Repository files navigation

Hybrid CNN for Single Image Depth Estimation

This repository contains a CNN trained for single image depth estimation. The backbone of the architecture is the network from Laina et. al, which we enhanced with Unet-like lateral connections to increase its accuracy. The network is trained on the NYU Depth v2 dataset. The repository also contains the code snippet we used for evaluation on test set of the NYU Depth v2 dataset, the test set itself (654 RGB images with their corresponding depth maps), and two short scripts for predicting the depth of RGB images and videos.

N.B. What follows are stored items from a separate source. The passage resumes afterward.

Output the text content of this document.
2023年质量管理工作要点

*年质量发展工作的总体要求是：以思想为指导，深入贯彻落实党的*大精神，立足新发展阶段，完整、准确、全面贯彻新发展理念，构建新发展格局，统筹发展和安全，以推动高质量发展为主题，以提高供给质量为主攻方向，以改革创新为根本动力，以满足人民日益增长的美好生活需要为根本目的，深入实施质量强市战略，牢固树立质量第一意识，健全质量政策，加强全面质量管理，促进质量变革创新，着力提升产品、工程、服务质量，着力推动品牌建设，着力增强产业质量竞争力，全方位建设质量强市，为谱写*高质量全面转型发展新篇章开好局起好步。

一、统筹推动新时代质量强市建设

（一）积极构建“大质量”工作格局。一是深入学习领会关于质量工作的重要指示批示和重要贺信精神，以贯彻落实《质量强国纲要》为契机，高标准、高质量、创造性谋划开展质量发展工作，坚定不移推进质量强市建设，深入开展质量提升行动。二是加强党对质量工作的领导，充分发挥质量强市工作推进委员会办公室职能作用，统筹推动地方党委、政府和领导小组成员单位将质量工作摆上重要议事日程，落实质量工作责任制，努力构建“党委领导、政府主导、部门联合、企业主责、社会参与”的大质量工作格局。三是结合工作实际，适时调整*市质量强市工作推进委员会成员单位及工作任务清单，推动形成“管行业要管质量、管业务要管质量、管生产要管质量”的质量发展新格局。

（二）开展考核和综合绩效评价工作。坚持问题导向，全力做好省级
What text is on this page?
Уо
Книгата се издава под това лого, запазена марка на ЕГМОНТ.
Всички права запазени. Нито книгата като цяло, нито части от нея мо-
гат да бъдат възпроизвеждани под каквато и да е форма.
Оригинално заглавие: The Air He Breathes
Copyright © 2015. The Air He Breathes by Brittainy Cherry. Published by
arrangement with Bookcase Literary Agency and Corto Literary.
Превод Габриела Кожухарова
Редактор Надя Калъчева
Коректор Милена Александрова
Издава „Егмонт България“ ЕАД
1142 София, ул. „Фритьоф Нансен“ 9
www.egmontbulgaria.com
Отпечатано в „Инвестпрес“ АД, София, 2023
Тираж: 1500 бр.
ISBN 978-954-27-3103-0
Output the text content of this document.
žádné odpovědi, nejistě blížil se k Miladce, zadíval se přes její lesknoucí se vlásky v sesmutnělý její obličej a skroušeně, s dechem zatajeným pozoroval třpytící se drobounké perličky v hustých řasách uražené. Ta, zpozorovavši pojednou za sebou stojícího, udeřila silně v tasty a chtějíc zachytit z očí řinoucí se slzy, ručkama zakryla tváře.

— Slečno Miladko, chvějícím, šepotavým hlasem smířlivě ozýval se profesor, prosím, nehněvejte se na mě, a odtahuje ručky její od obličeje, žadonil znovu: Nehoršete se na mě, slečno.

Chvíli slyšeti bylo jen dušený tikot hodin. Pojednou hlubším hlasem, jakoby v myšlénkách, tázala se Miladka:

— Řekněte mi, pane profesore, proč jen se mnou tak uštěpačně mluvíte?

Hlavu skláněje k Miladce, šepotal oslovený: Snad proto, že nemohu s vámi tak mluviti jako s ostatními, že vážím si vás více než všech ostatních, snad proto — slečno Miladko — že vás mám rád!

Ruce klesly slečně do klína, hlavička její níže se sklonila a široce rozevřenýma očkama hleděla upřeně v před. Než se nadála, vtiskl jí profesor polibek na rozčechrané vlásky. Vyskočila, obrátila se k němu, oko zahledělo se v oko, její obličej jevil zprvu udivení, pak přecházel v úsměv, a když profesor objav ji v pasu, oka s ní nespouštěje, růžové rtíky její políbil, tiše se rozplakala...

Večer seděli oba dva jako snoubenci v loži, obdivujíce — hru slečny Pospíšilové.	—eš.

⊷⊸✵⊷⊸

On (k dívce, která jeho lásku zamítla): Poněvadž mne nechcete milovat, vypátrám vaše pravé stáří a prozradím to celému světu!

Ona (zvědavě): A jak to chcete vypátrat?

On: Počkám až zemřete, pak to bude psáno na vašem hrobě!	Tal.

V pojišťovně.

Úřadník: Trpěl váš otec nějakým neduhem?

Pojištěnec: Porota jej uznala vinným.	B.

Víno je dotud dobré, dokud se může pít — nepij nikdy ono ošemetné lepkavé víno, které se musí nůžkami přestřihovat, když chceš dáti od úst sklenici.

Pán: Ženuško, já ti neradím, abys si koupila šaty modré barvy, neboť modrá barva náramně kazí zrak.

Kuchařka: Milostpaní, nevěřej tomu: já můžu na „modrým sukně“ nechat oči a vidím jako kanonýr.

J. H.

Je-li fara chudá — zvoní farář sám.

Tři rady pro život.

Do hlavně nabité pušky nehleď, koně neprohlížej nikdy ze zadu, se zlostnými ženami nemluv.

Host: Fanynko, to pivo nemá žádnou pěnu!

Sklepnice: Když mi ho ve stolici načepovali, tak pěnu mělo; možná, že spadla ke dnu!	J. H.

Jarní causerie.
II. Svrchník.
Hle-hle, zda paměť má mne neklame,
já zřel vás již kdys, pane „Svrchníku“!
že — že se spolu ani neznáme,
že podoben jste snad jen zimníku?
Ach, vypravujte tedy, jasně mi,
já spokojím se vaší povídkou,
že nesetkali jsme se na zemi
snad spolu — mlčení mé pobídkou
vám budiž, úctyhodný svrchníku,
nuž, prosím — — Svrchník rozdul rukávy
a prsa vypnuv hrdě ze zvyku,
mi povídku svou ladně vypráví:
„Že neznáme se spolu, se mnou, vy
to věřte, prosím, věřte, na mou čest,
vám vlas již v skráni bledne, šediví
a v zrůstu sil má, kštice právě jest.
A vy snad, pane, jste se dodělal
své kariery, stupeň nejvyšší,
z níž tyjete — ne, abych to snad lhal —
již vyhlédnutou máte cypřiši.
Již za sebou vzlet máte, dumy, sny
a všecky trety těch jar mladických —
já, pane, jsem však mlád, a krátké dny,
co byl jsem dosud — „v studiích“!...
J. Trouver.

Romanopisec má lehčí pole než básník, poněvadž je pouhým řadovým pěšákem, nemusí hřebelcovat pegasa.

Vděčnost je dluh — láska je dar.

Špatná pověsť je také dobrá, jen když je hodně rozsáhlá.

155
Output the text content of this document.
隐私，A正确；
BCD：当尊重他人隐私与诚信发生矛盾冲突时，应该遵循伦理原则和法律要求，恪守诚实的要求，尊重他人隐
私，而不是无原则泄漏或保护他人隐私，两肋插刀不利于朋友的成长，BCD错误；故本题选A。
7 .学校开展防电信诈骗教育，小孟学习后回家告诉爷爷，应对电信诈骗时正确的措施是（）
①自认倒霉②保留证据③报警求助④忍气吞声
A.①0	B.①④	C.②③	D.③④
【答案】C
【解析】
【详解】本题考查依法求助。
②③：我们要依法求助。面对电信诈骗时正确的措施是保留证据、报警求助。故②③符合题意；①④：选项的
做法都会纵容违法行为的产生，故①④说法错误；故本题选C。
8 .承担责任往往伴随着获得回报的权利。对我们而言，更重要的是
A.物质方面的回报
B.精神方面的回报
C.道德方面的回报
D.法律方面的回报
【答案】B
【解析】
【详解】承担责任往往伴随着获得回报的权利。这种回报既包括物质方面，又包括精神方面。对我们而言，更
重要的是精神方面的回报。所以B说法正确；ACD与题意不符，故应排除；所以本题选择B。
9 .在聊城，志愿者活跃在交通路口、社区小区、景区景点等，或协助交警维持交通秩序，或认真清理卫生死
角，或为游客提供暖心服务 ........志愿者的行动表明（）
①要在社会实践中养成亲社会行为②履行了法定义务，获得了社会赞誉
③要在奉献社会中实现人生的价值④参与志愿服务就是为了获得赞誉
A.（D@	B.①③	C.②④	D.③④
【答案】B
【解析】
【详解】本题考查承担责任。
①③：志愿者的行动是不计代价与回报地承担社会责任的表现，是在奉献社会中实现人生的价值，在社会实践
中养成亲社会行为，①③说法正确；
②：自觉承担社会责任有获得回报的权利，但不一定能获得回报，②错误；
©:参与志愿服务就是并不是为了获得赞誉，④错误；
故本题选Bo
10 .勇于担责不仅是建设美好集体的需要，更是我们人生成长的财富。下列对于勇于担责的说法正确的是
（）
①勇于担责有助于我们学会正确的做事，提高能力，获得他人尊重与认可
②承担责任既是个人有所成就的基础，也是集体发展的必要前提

Paper Describing the Approach

Károly Harsányi, Attila Kiss, András Majdik, Tamás Szirányi: A Hybrid CNN Approach for Single Image Depth Estimation: A Case Study. IWCIM - 6th International Workshop on Computational Intelligence for Multimedia Understanding, 2018

Requirements

The code was tested with:

  • python 3.5 and 3.6
  • pytorch (and torchvision) 1.3.0
  • opencv-python 3.4.3
  • matplotlib 2.2.3
  • numpy 1.15.4

Guide

  • Evaluation on the NYU_depth_v2 test set:
python3 compute_errors.py
  • Predicting the depth of an arbitrary image:
python3 predict_img.py -i <path_to_image> -o <path_to_output>
  • Predicting the depth from a video:
python3 predict_vid.py -i <path_to_input_video> -o <path_to_output_avi>

Evalutation

  • Quantitative results:
REL RMSE Log10 δ1 δ2 δ3
0.130 0.593 0.057 0.833 0.960 0.989
  • Qualitative results: Screenshot

Acknowledgments

Most of the code for the ResNet50 architecture comes from pytorch/vision, and a few lines of code were borrowed from FCRN-DepthPrediction.

About the training code

Lots of people reached out to me about the training code. Sadly, I stopped working on this project a long time ago. I don't have access to the same data and codebase anymore, so can't share the training code. However, the work is based on this paper: https://link.springer.com/chapter/10.1007%2F978-3-319-98678-4_38, which describes the training process in detail, and the depth dataset is available for researchers and students. If anyone is willing to invest time into writing the training code for themselves, I am happy to help.